Saturday 24 June 2017

What did the Greeks do for Ezra Pound & Should we Care?



I spent half the week in Philadelphia giving a public lecture on that city’s most famous poet at the annual Ezra Pound International Conference. I never actually liked much of Pound’s poetry; his famous Cantos are crammed with allusions to other poets so dense that you need a literary encyclopedia to make sense of them.  And then there were his silly hairdos and the fascination with Fascism.



Questionnable Coiffure
But Pound did almost single-handedly free poetry from the rhetorical verbiage and conventional verse forms of the 19th century, stress the importance of crystalline imagery, and introduce the idea of verse libre and singable verse, verse cantabile. This makes an aural impact by careful handling of vowel sounds. He cannot be written out of the history of aesthetics however hard some, repelled by his politics, have tried.
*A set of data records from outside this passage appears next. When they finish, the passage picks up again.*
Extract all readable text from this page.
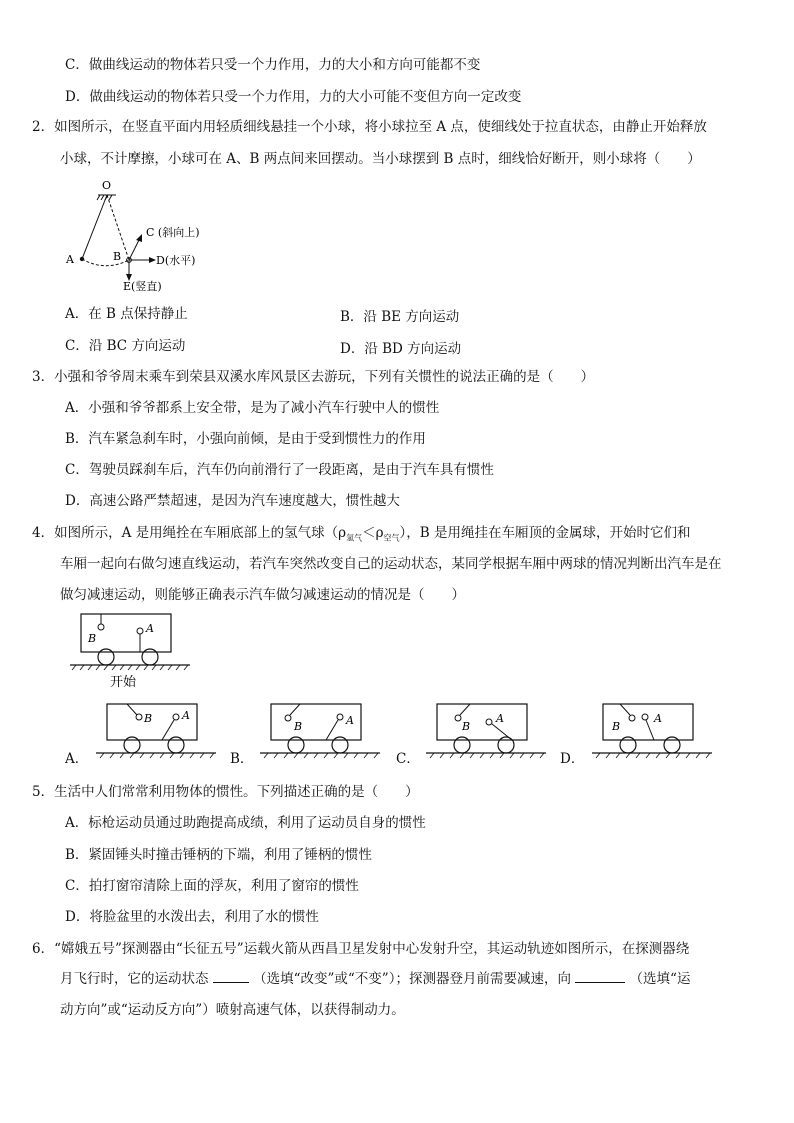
C．做曲线运动的物体若只受一个力作用，力的大小和方向可能都不变
D．做曲线运动的物体若只受一个力作用，力的大小可能不变但方向一定改变
2．如图所示，在竖直平面内用轻质细线悬挂一个小球，将小球拉至 A 点，使细线处于拉直状态，由静止开始释放
小球，不计摩擦，小球可在 A、B 两点间来回摆动。当小球摆到 B 点时，细线恰好断开，则小球将（　　）
O
A	B
C (斜向上)
D(水平)
E(竖直)
A．在 B 点保持静止	B．沿 BE 方向运动
C．沿 BC 方向运动	D．沿 BD 方向运动
3．小强和爷爷周末乘车到荣县双溪水库风景区去游玩，下列有关惯性的说法正确的是（　　）
A．小强和爷爷都系上安全带，是为了减小汽车行驶中人的惯性
B．汽车紧急刹车时，小强向前倾，是由于受到惯性力的作用
C．驾驶员踩刹车后，汽车仍向前滑行了一段距离，是由于汽车具有惯性
D．高速公路严禁超速，是因为汽车速度越大，惯性越大
4．如图所示，A 是用绳拴在车厢底部上的氢气球$(\rho_{氢气}<\rho_{空气})$，B 是用绳挂在车厢顶的金属球，开始时它们和
车厢一起向右做匀速直线运动，若汽车突然改变自己的运动状态，某同学根据车厢中两球的情况判断出汽车是在
做匀减速运动，则能够正确表示汽车做匀减速运动的情况是（　　）
B
A
开始
A．
B	A
B．
B	A
C．
B
A
D．
B
A
5．生活中人们常常利用物体的惯性。下列描述正确的是（　　）
A．标枪运动员通过助跑提高成绩，利用了运动员自身的惯性
B．紧固锤头时撞击锤柄的下端，利用了锤柄的惯性
C．拍打窗帘清除上面的浮灰，利用了窗帘的惯性
D．将脸盆里的水泼出去，利用了水的惯性
6．“嫦娥五号”探测器由“长征五号”运载火箭从西昌卫星发射中心发射升空，其运动轨迹如图所示，在探测器绕
月飞行时，它的运动状态	（选填“改变”或“不变”）；探测器登月前需要减速，向	（选填“运
动方向”或“运动反方向”）喷射高速气体，以获得制动力。
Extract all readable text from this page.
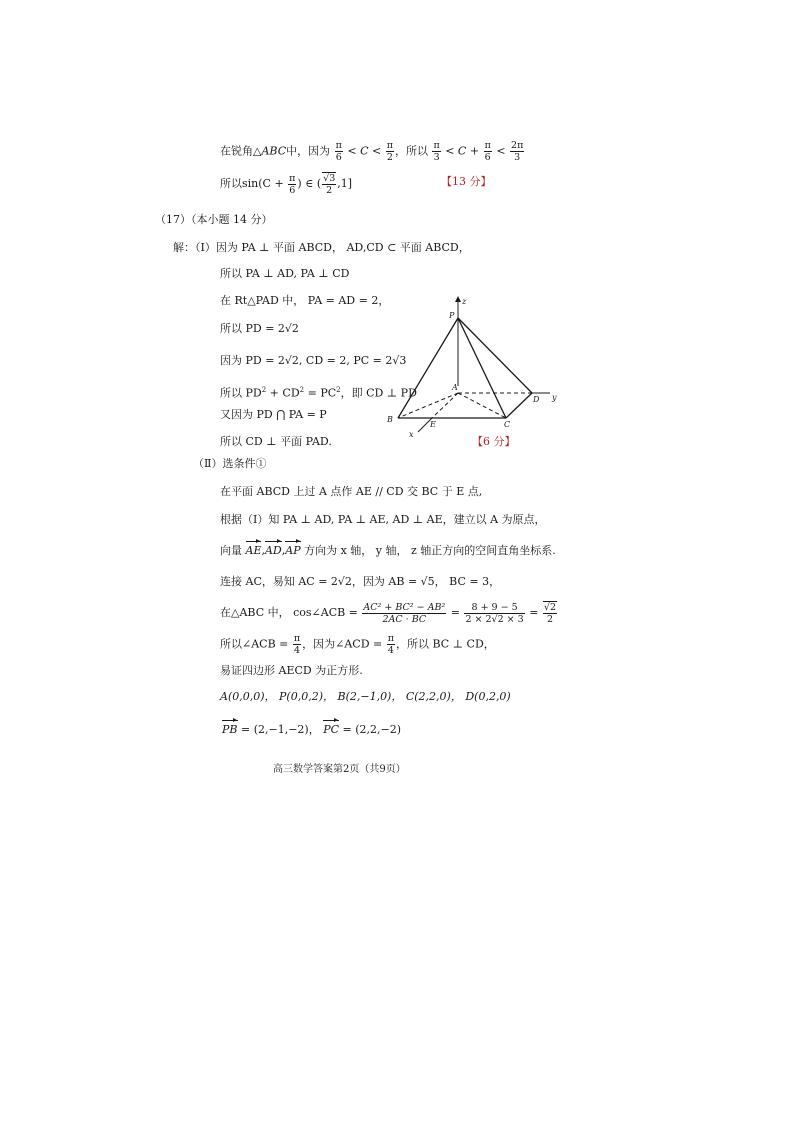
在锐角△ABC中，因为 $\frac{\pi}{6} < C < \frac{\pi}{2}$ ，所以 $\frac{\pi}{3} < C + \frac{\pi}{6} < \frac{2\pi}{3}$
所以$\sin(C + \frac{\pi}{6}$ ) ∈ ( $\frac{√3}{2} ,1$]	【13 分】
（17）（本小题 14 分）
解：（Ⅰ）因为 PA ⊥ 平面 ABCD， AD,CD ⊂ 平面 ABCD，
所以 PA ⊥ AD, PA ⊥ CD
在 Rt△PAD 中， PA = AD = 2，
所以 PD = 2√2
因为 PD = 2√2, CD = 2, PC = 2√3
所以 $PD^2 + CD^2 = PC^2$，即 CD ⊥ PD
又因为 PD ⋂ PA = P
所以 CD ⊥ 平面 PAD.	【6 分】
z
P
A
D y
B
E	C
x
（Ⅱ）选条件①
在平面 ABCD 上过 A 点作 AE // CD 交 BC 于 E 点,
根据（Ⅰ）知 PA ⊥ AD, PA ⊥ AE, AD ⊥ AE，建立以 A 为原点，
向量 AE,AD,AP 方向为 x 轴， y 轴， z 轴正方向的空间直角坐标系.
连接 AC，易知 AC = 2√2，因为 AB = √5， BC = 3，
在△ABC 中， cos∠ACB = $\frac{\text{AC² + BC² − AB²}}{2AC \cdot BC} = \frac{8 + 9 - 5}{2 \times 2√2 \times 3} = \frac{√2}{2}$
所以∠ACB = $\frac{\pi}{4}$ ，因为∠ACD = $\frac{\pi}{4}$ ，所以 BC ⊥ CD，
易证四边形 AECD 为正方形.
A(0,0,0)， P(0,0,2)， B(2,−1,0)， C(2,2,0)， D(0,2,0)
PB = (2,−1,−2)， PC = (2,2,−2)
高三数学答案第2页（共9页）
Pound is Hellenic Maiden Second from Left
I argued that the primary reason he was able to invent a whole new kind of lyric song was his experience performing in the chorus of a Greek tragedy by Euripides, Iphigenia in Tauris in 1903, at the age of 17. This meant learning off by heart nearly 300 lines of limpid lyric poetry which sounds, when sung or spoken out loud, very like much of Pound's most beautiful, melodic lines, e.g.  ‘Eyes, dreams, lips, and the night goes’, or ‘In the gloom, the gold gathers the light against it.’

'ecstasies of emotion'
Pound as Hellenic Maiden made an impression which his friend William Carlos Williams regarded as hilarious, ‘in a togalike ensemble topped by a great blond wig at which he tore as he waved his arms about and heaved his massive breasts in ecstasies of emotion’. Hilda Doolittle, however (better known as the poet H.D.), developed a crush on cross-dressed Pound and thenceforward spent most of her life imitating or translating Euripides.

Poster advertising the  Play
I believe that the older Pound was in denial about the importance of Euripides to his own development because Euripides was associated, through his popular translator Gilbert Murray (co-founder of the League of Nations which became the UN), with the liberal and humanitarian causes which Pound came to despise. I also learned on Tuesday that Pound corresponded with fellow-Modernist-of-dodgy-politics T.S. Eliot in an excruciatingly racist parody of what they regarded as the diction of African American people (although they called them by another, less respectful name).


The Messenger spoke Greek skilfully & was talked about for years
Which all goes to show that the Classics lurk beneath stones where nobody has suspected them (like the form and sound of Modernist free verse) and do indeed belong to everyone. This includes august poetic types I personally would rather not hang out with, even at such a monumental performance of my very favourite Greek play.